21 Ocak 2017 Cumartesi

Kabak tatlısı.. bebek karşılaması.. aile.. ve çellıncın beşı...

Şapkamı taktım..
Rujumu sürdüm..
Galata'ya gittim.. 

İstiklal'in pek tadi yok.. ama galata hala canli..
Beni yine büyük hala yapacaklar..
Bu sefer oğlan halası olacağım..

Ailenin olması güzel bir duygu..
Gençlerin heyecan ve hevesleri..
Insanı tazeliyor..
Ailenin en genci mila..
Bir yaşından hallice..
Bağımsız ruhlu..
Kuzenine hosgeldin pastası kesilince ucundan tattırdılar..
Annenin itirazlarina karşın..

O baska tarafa bakarken.. tabaktan kurtuldular..
Ben kaldım mı tabağıma bakan bir mila.. ve pasta yemesini istemeyen annesiyle..
Karşı karşıya..
Usluyum ben..
Götürüp tabağımı masaya bıraktım..
Bir döndüm ki..

O nasıl bir hayal kırıklığı bakışlarda..
Hiçbir hemcinsimi yarı yolda bırakamam..
Yeni bir çatalla.. 
Verdim tabii.. 

Özgür ruhlu ve çapkın... 
Pabuçlarını cıkarıp..
Çorapları çıkarıp..
Öyle koşuyor kapılara..

Aşı gibi..

Eve döndüm..
Size anlatmadım ama ben artık çok giriyorum mutfağa..
Gelirken uykum vardı şekerleme yerine..
Kabak tatlısı yaptım..
Yani..
Hazırladım..
Hiç sevmem çiğ kokan..
Sulu kabak tatlısını..
Cemal bey yapardı..
Rengi kehribar gibi olurdu..
Kıvamı da kestane şekeri gibi..

O öldükten sonra hiç onunki gibisini yemedim ve pişiremedim..
Hani servis tabağından elinle bir tane aşırırsın da..
Parmağın bile kirlenmez..
O kıvamın peşindeyim..

Sonunda ..
Kendi yöntemimi geliştirdim..
Kat kat şeker kabak koyuyorum..
Kapağını kapatıp bekliyorum..
2 üç saat sonra..
Altını harlı açıyorum..
Kaynayınca kapatıyorum..
Erimiş şekeri içine çektikçe rengi kehribara dönüyor..
Sonra tekrar acıp pişiriyorum..
Catal kolay batınca.. kapağı açıp suyu uçuruyorum..
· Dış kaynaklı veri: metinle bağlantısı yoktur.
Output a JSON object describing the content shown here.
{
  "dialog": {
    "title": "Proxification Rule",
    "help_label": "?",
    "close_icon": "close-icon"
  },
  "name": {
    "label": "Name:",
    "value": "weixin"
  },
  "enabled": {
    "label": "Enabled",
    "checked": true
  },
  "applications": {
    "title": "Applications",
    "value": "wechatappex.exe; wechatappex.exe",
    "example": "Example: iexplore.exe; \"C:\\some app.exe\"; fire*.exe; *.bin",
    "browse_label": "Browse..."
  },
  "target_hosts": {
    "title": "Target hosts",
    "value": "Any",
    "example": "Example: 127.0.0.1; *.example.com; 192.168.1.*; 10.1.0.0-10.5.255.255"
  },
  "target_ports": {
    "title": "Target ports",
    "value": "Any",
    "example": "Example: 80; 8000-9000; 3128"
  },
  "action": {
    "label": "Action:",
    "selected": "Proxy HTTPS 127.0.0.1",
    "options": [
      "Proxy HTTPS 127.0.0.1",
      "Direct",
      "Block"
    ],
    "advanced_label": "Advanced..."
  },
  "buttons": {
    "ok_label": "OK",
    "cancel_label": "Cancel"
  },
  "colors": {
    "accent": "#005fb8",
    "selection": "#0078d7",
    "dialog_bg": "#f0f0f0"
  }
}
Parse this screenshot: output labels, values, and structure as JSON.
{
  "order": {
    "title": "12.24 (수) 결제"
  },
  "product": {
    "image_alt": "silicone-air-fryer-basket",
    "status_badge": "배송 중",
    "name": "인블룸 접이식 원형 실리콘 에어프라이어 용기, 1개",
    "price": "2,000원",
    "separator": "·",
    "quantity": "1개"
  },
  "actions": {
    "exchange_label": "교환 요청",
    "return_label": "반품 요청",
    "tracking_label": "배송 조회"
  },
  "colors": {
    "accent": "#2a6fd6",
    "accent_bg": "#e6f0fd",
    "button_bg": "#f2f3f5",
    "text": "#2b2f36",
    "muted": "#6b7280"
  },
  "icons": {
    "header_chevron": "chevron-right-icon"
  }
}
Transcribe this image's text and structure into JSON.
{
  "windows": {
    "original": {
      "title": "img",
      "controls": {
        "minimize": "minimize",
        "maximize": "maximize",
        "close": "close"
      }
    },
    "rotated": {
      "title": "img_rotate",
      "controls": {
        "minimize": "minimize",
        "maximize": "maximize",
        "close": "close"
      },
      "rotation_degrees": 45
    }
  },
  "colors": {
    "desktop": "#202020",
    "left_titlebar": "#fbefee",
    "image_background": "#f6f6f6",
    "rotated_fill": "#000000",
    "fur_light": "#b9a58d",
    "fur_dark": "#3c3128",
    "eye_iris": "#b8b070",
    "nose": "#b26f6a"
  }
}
Mutlu .. huzurlu çocukluğumu yer gibi yiyorum..

Bugün çelıncda soru..
Her zaman ve bazen özlediğin iki şey..

Her zaman anneli babali olmayı özlüyorum..
Her zaman erken yaz ve sonbahar zamanında..
Cemal beyin elma ağaçlarının altında kitap okumalarımı..
Kış akşam üzerleri..
Saime hanımım pişirdiği kekin kokusuyla..
Öğle uykusundan uyanmayı..
Saime hanımın gözlerindeki pırıltıları..
Radyo tiyatrosu dinlediğimiz geceleri..
O sarılıp kuşatılma duygusunu özlüyorum..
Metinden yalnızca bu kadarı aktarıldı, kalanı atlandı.